History of present illness includes whether there are symptoms associated with the mass (eg, pain, pressure, vaginal bleeding, fever).

Review of systems should seek symptoms of possible causes, including the following:

  • Pelvic pain, nausea, vomiting: Adnexal torsion

  • Pubertal development within typical age range, vaginal or suprapubic pain, without vaginal bleeding: Possible congenital reproductive tract anomaly with hematocolpos or hematometra

  • Precocious puberty: A feminizing ovarian tumor

  • Vaginal discharge, fever, and pelvic pain: Pelvic infection, with possible tubo-ovarian abscess

Physical examination

A general physical examination is done. The abdomen is evaluated for abdominal distention, mass, ascites, tenderness, and peritoneal signs.

If a pelvic examination in a child is required, the parent and child should be educated regarding the examination so they know what to expect and to build trust between the child and clinician. The goal of the examination should be to obtain necessary information without causing fear or unnecessary discomfort to the child.

Examination of the external genitals and perineal and groin area should note any bleeding, discharge, bruising, or injury.

Red flags

The following findings are of particular concern:

  • Adnexal mass with ultrasonographic features of malignancy in a patient with an elevated tumor marker: Possible malignant tumor

  • Vaginal discharge, fever, chills, lower abdominal tenderness, and/or signs of genital injury: Possible pelvic infection, with possible tubo-ovarian abscess and/or sexual abuse

Interpretation of findings

Severe pain suggests an etiology that requires urgent treatment. Adnexal torsion is an etiology that requires prompt surgical treatment.

A pelvic mass in a girl with precocious puberty raises concern for a hormone-producing tumor.

Testing

In children, the pelvic examination is typically limited, and imaging is done to evaluate for a pelvic mass. Transabdominal ultrasound is preferred over transvaginal ultrasound in young children and prepubertal adolescents. If ultrasound does not clearly delineate size, location, and consistency of the mass, another imaging test (typically, MRI) may be needed.

A complete blood count is done if the signs and symptoms are consistent with a pelvic infection. A sample of vaginal discharge can be collected without a speculum examination, using methods appropriate for children. The sample is cultured for common vaginal bacterial infections or candidiasis. If sexual abuse is suspected, nucleic acid amplification tests (NAATs) are done; NAATs can detect both gonorrhea and chlamydia.

Signs of precocious puberty require an endocrinologic evaluation.

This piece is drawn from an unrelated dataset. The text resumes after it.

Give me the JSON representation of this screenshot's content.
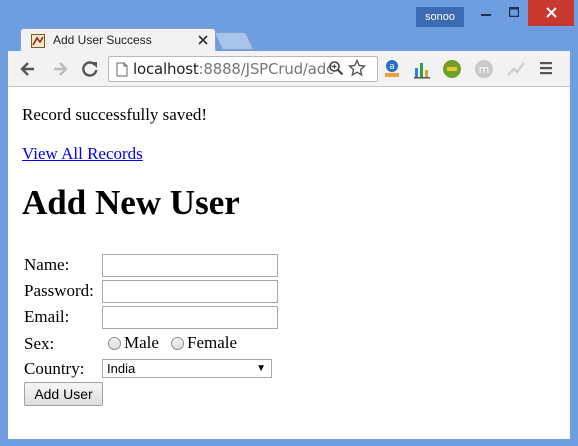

In patients with an ovarian mass and a suspected nonepithelial neoplasm, tumor markers (eg, alpha-fetoprotein, lactate dehydrogenase, inhibin) are measured.

Treatment of Female Pelvic Mass in Children

A pelvic mass in infants or children is managed based on the etiology.

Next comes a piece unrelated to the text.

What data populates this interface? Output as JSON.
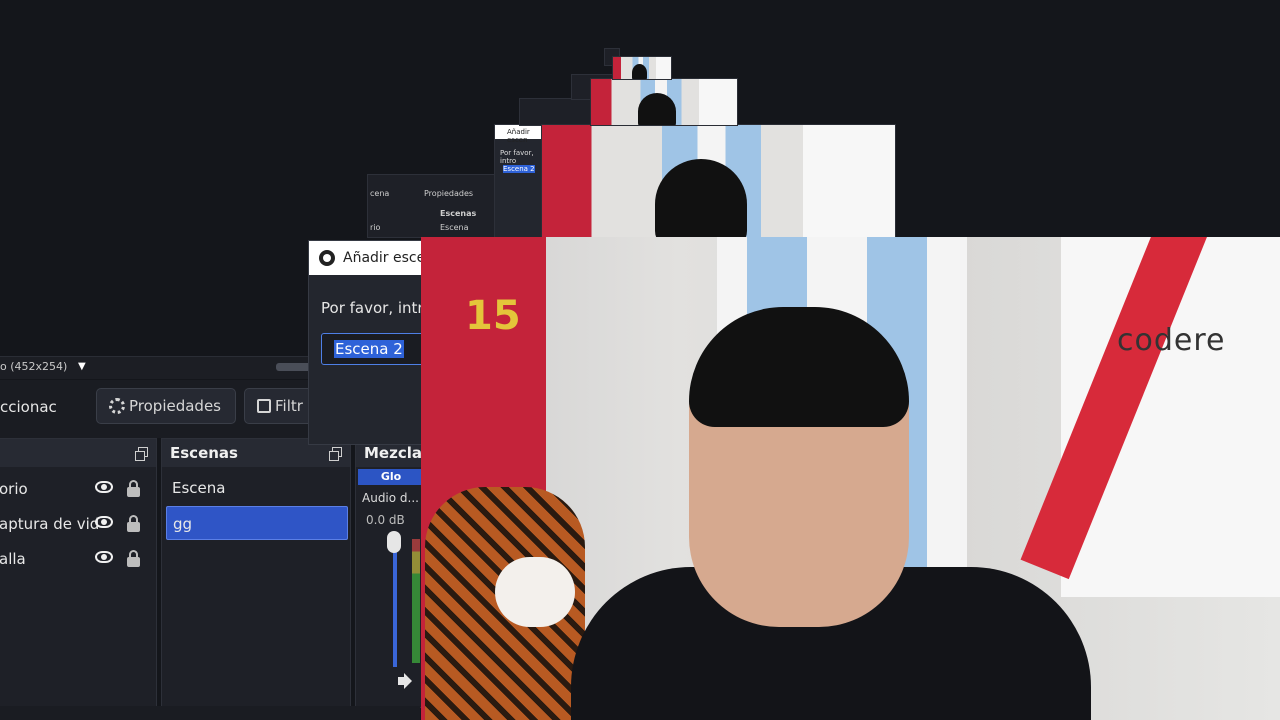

Some adnexal masses may be safely monitored and may resolve spontaneously (eg, follicular ovarian cysts).

Surgery is required if a benign or malignant neoplasm is suspected based on imaging or tumor markers, or if adnexal torsion is likely (1). Fertility-preserving surgery is preferred whenever possible (2).

Surgery may also be required for a congenital reproductive tract abnormality to allow menstrual flow.

Treatment references

  1. 1. Adnexal Torsion in Adolescents: American College of Obstetricians and Gynecologists (ACOG) Committee Opinion No, 783. Obstet Gynecol. 2019;134(2):e56-e63. doi:10.1097/AOG.0000000000003373

  2. 2. Delehaye F, Sarnacki S, Orbach D, et al: Lessons from a large nationwide cohort of 350 children with ovarian mature teratoma: A study in favor of ovarian-sparing surgery. Pediatr Blood Cancer. 2022;69(3):e29421. doi:10.1002/pbc.29421

Key Points

  • The most common type of pelvic mass in children varies by age group.

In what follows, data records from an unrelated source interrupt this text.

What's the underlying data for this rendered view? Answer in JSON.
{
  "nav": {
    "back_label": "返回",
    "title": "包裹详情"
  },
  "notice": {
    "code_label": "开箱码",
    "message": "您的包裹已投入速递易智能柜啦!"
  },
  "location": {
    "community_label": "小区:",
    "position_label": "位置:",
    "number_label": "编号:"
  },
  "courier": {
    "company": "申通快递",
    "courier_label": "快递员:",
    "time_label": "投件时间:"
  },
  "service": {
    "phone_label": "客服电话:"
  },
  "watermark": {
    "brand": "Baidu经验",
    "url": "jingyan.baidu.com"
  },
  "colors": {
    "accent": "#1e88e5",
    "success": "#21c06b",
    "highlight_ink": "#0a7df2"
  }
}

  • A pelvic mass may be symptomatic or asymptomatic and may be benign or malignant.

  • Neonates and infants (or even fetuses) may develop follicular ovarian cysts due to stimulation by maternal hormones.

  • Germ cell tumors, particularly mature teratomas, are the most common type of ovarian neoplasm in children.

  • Evaluate a child with a suspected pelvic mass with imaging; transabdominal ultrasound is preferred to transvaginal ultrasound in young children or prepubertal adolescents.